No epidemiological data on OFG exist. This may be due to the challenge of getting reliable information on this intermittent and rare disorder. Here, a surprisingly high percentage of dental clinicians (24.6%) reported to have seen OFG in their clinical practice. This potentially suggests an increase in incidence of OFG, as is the case for CD (Saalman et al. 2009; McCartan et al. 2011). The clinicians were informed that patients with OFG and oral CD might present with more than one perioral or oral manifestation. The 18 photos presented in the questionnaire showed different patients focusing on separate oral manifestations but with only one clinical characteristic in each (examples in Fig. 1 where all but one have confirmed Crohn disease, 1–13 years after OFG diagnosis). This may have been misleading, since each manifestation in itself is not specific for OFG or oral CD. For example, many clinicians have probably observed facial erythema and angular cheilitis in their practice, as atopic dermatitis is increasing in developing countries affecting up to 20% of children and adolescents (Mei-Yen Yong and Tay 2017). Thus, dental clinicians may have reported seeing OFG patients in practice with atopy or eczema only and not a concomitant OFG. Other common findings in OFG are swollen lips, intra-oral enlargement of the gingiva (granulomatous gingivitis), erythema, ulcerations, vestibular tags, or a cobblestone appearance of the buccal mucosa (McCartan et al. 2011; Gale et al. 2015). These findings may be misdiagnosed as a hypersensitivity or allergic reaction, gingivitis, or aphthous ulcers as the clinical presentation of OFG and oral CD are not pathognomonic (Campbell et al. 2011a). Thus, there is a degree of uncertainty in relation to the final data.

It is essential that dental clinicians are able to distinguish the different clinical manifestations as painless gingival hyperplasia may be misdiagnosed as plaque-induced gingivitis (Harty et al. 2005) or gingivitis induced by mouth breathing (Mignogna et al. 2003; Al-Hamad et al. 2015). Lip swellings and enlargement of gingiva are challenging as the disfigurement may result in psychological morbidity (Al Johani et al. 2010; Al-Hamad et al. 2015).

The clinicians’ observations were not found to be influenced by country of graduation, as there was no difference between dentists who qualified in or outside Norway. This finding reflects that the focus on OFG and CD in Norway is in line with the dental education in other countries.

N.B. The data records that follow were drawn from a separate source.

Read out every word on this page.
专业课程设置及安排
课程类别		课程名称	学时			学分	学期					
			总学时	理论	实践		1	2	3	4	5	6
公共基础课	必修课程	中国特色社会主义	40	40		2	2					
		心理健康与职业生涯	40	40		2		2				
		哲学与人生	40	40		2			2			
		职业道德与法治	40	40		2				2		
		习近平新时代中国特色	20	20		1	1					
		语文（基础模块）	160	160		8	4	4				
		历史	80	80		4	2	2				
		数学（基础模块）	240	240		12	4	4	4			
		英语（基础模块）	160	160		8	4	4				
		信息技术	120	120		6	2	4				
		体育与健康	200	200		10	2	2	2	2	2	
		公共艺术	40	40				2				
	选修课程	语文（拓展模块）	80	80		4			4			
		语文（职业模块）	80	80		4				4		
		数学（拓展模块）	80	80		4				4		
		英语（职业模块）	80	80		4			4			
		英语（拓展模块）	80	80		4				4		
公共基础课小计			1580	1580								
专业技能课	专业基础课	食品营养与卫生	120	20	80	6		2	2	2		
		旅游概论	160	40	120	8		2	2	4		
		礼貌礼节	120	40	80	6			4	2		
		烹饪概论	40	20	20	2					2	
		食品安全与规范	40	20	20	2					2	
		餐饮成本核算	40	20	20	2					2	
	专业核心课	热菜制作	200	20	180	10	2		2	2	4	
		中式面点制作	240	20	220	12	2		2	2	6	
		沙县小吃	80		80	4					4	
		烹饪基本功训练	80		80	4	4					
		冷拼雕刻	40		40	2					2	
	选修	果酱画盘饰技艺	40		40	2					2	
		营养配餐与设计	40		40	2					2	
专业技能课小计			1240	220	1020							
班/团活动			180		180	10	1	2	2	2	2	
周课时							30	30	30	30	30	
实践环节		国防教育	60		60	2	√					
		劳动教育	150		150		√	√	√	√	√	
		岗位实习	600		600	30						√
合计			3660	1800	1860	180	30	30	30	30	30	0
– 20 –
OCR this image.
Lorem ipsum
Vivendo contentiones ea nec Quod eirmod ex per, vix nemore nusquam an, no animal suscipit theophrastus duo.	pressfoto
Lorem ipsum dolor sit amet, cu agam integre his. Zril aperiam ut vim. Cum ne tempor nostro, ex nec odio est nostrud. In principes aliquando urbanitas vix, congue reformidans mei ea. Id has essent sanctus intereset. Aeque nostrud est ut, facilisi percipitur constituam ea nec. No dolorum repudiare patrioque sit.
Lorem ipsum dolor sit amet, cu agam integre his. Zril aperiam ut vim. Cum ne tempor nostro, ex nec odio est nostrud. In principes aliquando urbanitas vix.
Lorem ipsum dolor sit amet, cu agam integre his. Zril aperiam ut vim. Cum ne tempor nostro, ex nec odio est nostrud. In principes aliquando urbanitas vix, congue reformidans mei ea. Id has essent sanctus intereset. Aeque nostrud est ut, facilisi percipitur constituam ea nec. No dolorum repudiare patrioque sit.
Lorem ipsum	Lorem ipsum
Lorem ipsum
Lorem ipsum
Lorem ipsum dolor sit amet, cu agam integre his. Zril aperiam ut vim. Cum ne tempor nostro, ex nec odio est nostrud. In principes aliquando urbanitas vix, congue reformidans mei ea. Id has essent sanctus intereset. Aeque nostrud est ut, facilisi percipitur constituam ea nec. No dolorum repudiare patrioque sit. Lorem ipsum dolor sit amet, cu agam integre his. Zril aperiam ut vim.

One-quarter of the clinicians reported that they most likely had seen a patient with OFG and one-fifth had most likely seen a patient with oral CD. Even though fewer clinicians reported that they had seen oral CD in their practice, more than half were familiar with the term. These figures may indicate that the conditions are under-reported.

The treatment of OFG is challenging and often unsatisfactory and the importance of early diagnosis must not be underestimated. Children under the age of 16 with oral symptoms were shown to be more likely to develop CD than if the oral presentation was after that age (Campbell et al. 2011a). Clinicians should be aware of the highly variable nature of OFG to provide early diagnosis as these patients are often seen by many health professionals prior to receiving a diagnosis, which can be frustrating for the patient.

Conclusion

The survey suggests that OFG and oral CD could be more common than hitherto believed. The high frequency of awareness was promising for the benefit of the patients who may get an early diagnosis and tailored treatment based on a correct diagnosis.